Though council spokesman Ibrahim Hooper condemned Savage’s anti-Islamic comments, “as a matter of principle, we don’t support such bans. They tend to be selective, in that only popular speech is allowed and unpopular speech is not allowed.”
ban spurs publicity
“Usually, these types of things (the ban) just give people like this publicity,” Hooper said. “I don’t think Savage will be too upset. It will give him something to talk about on his show for the next six months. ‘I was banned in England.’ ”
Indeed, Savage allowed that maybe the British government has done him a huge favor.
“If I didn’t have an audience yesterday,” he said, “I will have one today.”
Britain published its first list Tuesday of people barred from entering the country for allegedly fostering extremism or hatred.
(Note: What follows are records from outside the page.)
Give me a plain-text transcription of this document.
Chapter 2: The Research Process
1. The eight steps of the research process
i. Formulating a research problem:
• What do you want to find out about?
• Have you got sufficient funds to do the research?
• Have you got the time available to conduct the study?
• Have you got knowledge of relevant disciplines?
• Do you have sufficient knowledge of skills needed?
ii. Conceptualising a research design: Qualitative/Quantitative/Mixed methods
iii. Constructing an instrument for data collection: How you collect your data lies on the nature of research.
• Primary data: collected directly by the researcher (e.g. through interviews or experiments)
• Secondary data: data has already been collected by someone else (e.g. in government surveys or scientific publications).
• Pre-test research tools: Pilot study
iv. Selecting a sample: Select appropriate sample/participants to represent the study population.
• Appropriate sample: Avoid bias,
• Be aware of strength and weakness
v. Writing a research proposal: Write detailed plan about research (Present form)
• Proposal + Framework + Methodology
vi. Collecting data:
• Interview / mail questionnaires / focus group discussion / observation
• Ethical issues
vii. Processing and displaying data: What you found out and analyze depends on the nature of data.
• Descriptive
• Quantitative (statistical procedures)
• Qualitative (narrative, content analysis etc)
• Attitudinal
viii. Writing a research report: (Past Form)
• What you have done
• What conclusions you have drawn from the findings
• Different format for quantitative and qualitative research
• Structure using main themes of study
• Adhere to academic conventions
The list includes:
— Stephen “Don” Black: Founder of a Florida-based white supremacist Web site and a former Ku Klux Klan grand wizard.
— Fred Phelps Sr.: An anti-gay preacher who leads a church in Topeka, Kan.
— Shirley Phelps-Roper, Phelps’ daughter: She and her father have picketed the funerals of AIDS victims and claimed the deaths of U.S. soldiers are a punishment for tolerance of homosexuality.
— Yunis al-Astal: A preacher and Hamas lawmaker in Gaza. Seeks to foment, justify or glorify terrorist acts.
— Samir Kantar: A Hezbollah militant who served 30 years in prison for his part in the killing of four Israeli soldiers and a 4-year-old girl.
— Safwat Hijazi: An Egyptian cleric who glorifies terrorist violence.
— Mike Guzovsky: An Israeli settler who Britain’s Home Office says has been involved with military training camps.
— Artur Ryno and Pavel Skachevsky, two leaders of a Russian skinhead gang: They were imprisoned for 10 years in Russia last year for their role in racially motivated killings of 19 people.
— Erich Gliebe: An American neo-Nazi leader who once boxed under the name “The Ayran Barbarian.” On his Ohio-based Webcasts, he vilifies certain ethnic groups and distributes racist leaflets and posters.
— Nasr Javed: Kashmiri separatist and leader of militant group Lashkar-e-Taiba.
— Abdullah Qadri al Ahdal: Muslim cleric who seeks to foment, justify or glorify terrorist violence.
— Wadgy abd el Hamied Mohamed Ghoneim: Writer and speaker who seeks to foment, justify or glorify terrorist violence.
— Abdul Ali Musa: A Muslim activist who grew up in Oakland as Clarence Reams. He is accused of glorifying terrorist violence.
— Amir Siddique: Preacher at an Islamabad mosque, who seeks to foment terrorist violence.